Julie Gould in Nature:
On the morning of Tom Marshall's PhD defence, he put on the suit he had bought for the occasion and climbed onto the stage in front of a 50-strong audience, including his parents and 6 examiners. He gave a 15-minute-long presentation, then faced an hour of cross-examination about his past 5 years of neuroscience research at the Donders Institute for Brain, Cognition and Behaviour in Nijmegen, the Netherlands. A lot was at stake: this oral examination would determine whether he passed or failed. “At the one-hour mark someone came in, banged a stick on the floor and said 'hora est',” says Marshall — the ceremonial call that his time was up. “But I couldn't. I had enjoyed the whole experience far too much, and ended up talking for a few extra minutes.” Marshall's elaborate, public PhD assessment is very different from that faced by Kelsie Long, an Earth-sciences PhD candidate at the Australian National University (ANU) in Canberra. Her PhD will be assessed solely on her written thesis, which will be mailed off to examiners and returned with comments. She will do a public presentation of her work later this year, but it won't affect her final result. “It almost feels like a rite of passage,” she says.

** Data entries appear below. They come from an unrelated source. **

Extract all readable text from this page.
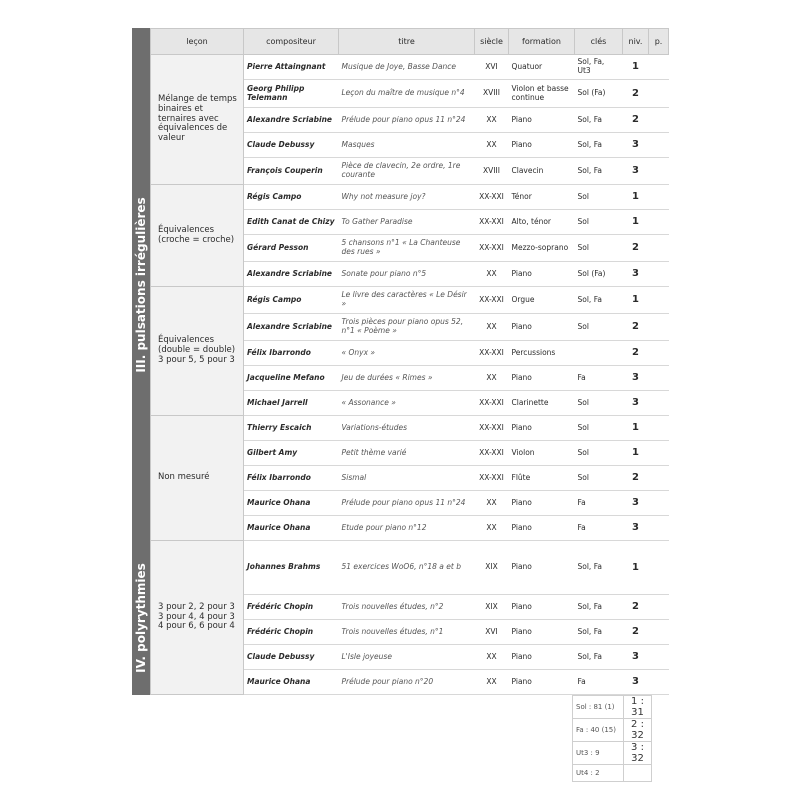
III. pulsations irrégulières
IV. polyrythmies
leçon	compositeur	titre	siècle	formation	clés	niv.	p.
Mélange de temps binaires et ternaires avec équivalences de valeur	Pierre Attaingnant	Musique de Joye, Basse Dance	XVI	Quatuor	Sol, Fa, Ut3	1	
	Georg Philipp Telemann	Leçon du maître de musique n°4	XVIII	Violon et basse continue	Sol (Fa)	2	
	Alexandre Scriabine	Prélude pour piano opus 11 n°24	XX	Piano	Sol, Fa	2	
	Claude Debussy	Masques	XX	Piano	Sol, Fa	3	
	François Couperin	Pièce de clavecin, 2e ordre, 1re courante	XVIII	Clavecin	Sol, Fa	3	
Équivalences (croche = croche)	Régis Campo	Why not measure joy?	XX-XXI	Ténor	Sol	1	
	Edith Canat de Chizy	To Gather Paradise	XX-XXI	Alto, ténor	Sol	1	
	Gérard Pesson	5 chansons n°1 « La Chanteuse des rues »	XX-XXI	Mezzo-soprano	Sol	2	
	Alexandre Scriabine	Sonate pour piano n°5	XX	Piano	Sol (Fa)	3	
Équivalences (double = double) 3 pour 5, 5 pour 3	Régis Campo	Le livre des caractères « Le Désir »	XX-XXI	Orgue	Sol, Fa	1	
	Alexandre Scriabine	Trois pièces pour piano opus 52, n°1 « Poème »	XX	Piano	Sol	2	
	Félix Ibarrondo	« Onyx »	XX-XXI	Percussions		2	
	Jacqueline Mefano	Jeu de durées « Rimes »	XX	Piano	Fa	3	
	Michael Jarrell	« Assonance »	XX-XXI	Clarinette	Sol	3	
Non mesuré	Thierry Escaich	Variations-études	XX-XXI	Piano	Sol	1	
	Gilbert Amy	Petit thème varié	XX-XXI	Violon	Sol	1	
	Félix Ibarrondo	Sismal	XX-XXI	Flûte	Sol	2	
	Maurice Ohana	Prélude pour piano opus 11 n°24	XX	Piano	Fa	3	
	Maurice Ohana	Etude pour piano n°12	XX	Piano	Fa	3	
3 pour 2, 2 pour 3 3 pour 4, 4 pour 3 4 pour 6, 6 pour 4	Johannes Brahms	51 exercices WoO6, n°18 a et b	XIX	Piano	Sol, Fa	1	
	Frédéric Chopin	Trois nouvelles études, n°2	XIX	Piano	Sol, Fa	2	
	Frédéric Chopin	Trois nouvelles études, n°1	XVI	Piano	Sol, Fa	2	
	Claude Debussy	L'Isle joyeuse	XX	Piano	Sol, Fa	3	
	Maurice Ohana	Prélude pour piano n°20	XX	Piano	Fa	3	
Sol : 81 (1)	1 : 31
Fa : 40 (15)	2 : 32
Ut3 : 9	3 : 32
Ut4 : 2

PhDs are assessed in very different ways around the world. Almost all involve a written thesis, but those come in many forms. In the United Kingdom, they are usually monographs, long explanations of a student's work; in Scandinavia, science students typically top-and-tail a series of their publications. The accompanying oral examination — also called a viva voce or defence — can be a public lecture, a private discussion or not happen at all. There is wide variation across disciplines and from one institution to the next. “It is a complicated world in doctoral education. One format does not fit all,” says Maresi Nerad, founding director of the Center for Innovation and Research in Graduate Education at the University of Washington in Seattle. This isn't necessarily a problem in itself, but some researchers worry that the decades-old doctoral assessment system is showing strain. Time-pressured examiners sometimes lack training and preparation for PhD assessments, which can lead to lack of rigour. “Two or three examiners come together to go through the thesis in a perfunctory way. They tick the boxes, everyone is happy, and then a PhD walks away,” says Jeremy Farrar, director of the biomedical research charity the Wellcome Trust in London.